Из того же рапорта явствует, что даже выжившие заключенные проходили через следующий цикл: недолго работали, заболевали и отсылались куда-нибудь для «восстановления сил». Заключенные, которых объявляли достаточно здоровыми для работы в шахте, приезжали на Воркуту, две-три недели работали на износ под землей, а затем эвакуировались на юг. Учитывая, что путь в один конец от ближайшего поселения до Воркуты занимал 12–16 дней, заключенные обычно отсутствовали 3–5 месяцев, а затем возвращались на Воркуту, чтобы поработать еще несколько недель.

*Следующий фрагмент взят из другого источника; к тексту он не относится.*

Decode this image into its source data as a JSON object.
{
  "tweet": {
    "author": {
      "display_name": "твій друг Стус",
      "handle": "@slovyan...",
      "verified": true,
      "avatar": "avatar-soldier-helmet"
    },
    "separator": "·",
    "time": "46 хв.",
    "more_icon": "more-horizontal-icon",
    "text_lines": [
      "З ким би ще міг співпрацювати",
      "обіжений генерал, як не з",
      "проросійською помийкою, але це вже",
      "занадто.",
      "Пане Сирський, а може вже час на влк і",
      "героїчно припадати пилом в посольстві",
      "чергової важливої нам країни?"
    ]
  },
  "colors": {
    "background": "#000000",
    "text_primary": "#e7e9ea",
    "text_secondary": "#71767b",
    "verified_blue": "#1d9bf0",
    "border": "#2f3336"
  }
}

Для восстановления сил заключенных посылали в два разных пункта: Адьзву (в 400 км) и Воркуту-Вом (в 200 км), и само по себе путешествие на лодке или пешком стоило огромных жертв. Заключенные часто прибывали на Воркуту уже ослабленными, без одежды и обуви, пригодной для выживания в экстремальных условиях Арктики. Примером служит одна группа, отправленная из Чибью (Ухты) в мае 1933 года. Из 141 заключенного в этапе пятеро замерзли насмерть в начале пути, а 26 человек оставили в другом отделении лагеря из‑за их ослабленного состояния. Из 105 заключенных, прибывших на место, лишь 20 были пригодны к физической работе56. Как правило, в течение двух месяцев контингент заключенных Воркуты полностью обновлялся из‑за смертей и переводов. Такая высокая текучесть кадров губительно сказывалась на производительности труда. В течение 1933 года шахты Воркуты выдали всего 6 тысяч тонн угля, лишь 2% от плана в 300 тысяч тонн, установленного Политбюро в прошлом году. На каждого погибшего в том году заключенного приходилось меньше 10 тонн угля. Контраст между мизерным объемом добытого угля и количеством людей, погибших ради его добычи, позволяет трезво взглянуть на результат.

Ужасные условия на Воркуте в начале тридцатых годов позволили начальнику Усинской секции Даниловскому сделать вывод, что с большинством заключенных обращаются как с расходными человеческими «отбросами»57. Это наблюдение прямо противоречило официальной советской пенитенциарной политике начала тридцатых, которая требовала «перековывать» заключенных при помощи исправительного труда. Советский публичный дискурс в начале тридцатых часто превозносил не только успехи, достигнутые трудом заключенных, – например, постройку новых заводов или инфраструктуры, – но и потенциал таких проектов для перевоспитания преступников и трансформации их в «новых советских людей». Квинтэссенцией такого подхода являлся проект Беломорканала, прославленного командой писателей в роскошно изданном томе под редакцией, помимо прочих, писателя Максима Горького58. Как показал Стивен Барнс, представление о ГУЛАГе как о месте «исправления маргиналов» советского общества важно для понимания как теории, так и практики лагерей59. Но, как видно по условиям на Воркуте в начале тридцатых годов, дефицит продуктов и других необходимых ресурсов, невыносимые условия труда и экстремальная природная среда зачастую лишали всякого смысла рассуждения об исправлении заключенных.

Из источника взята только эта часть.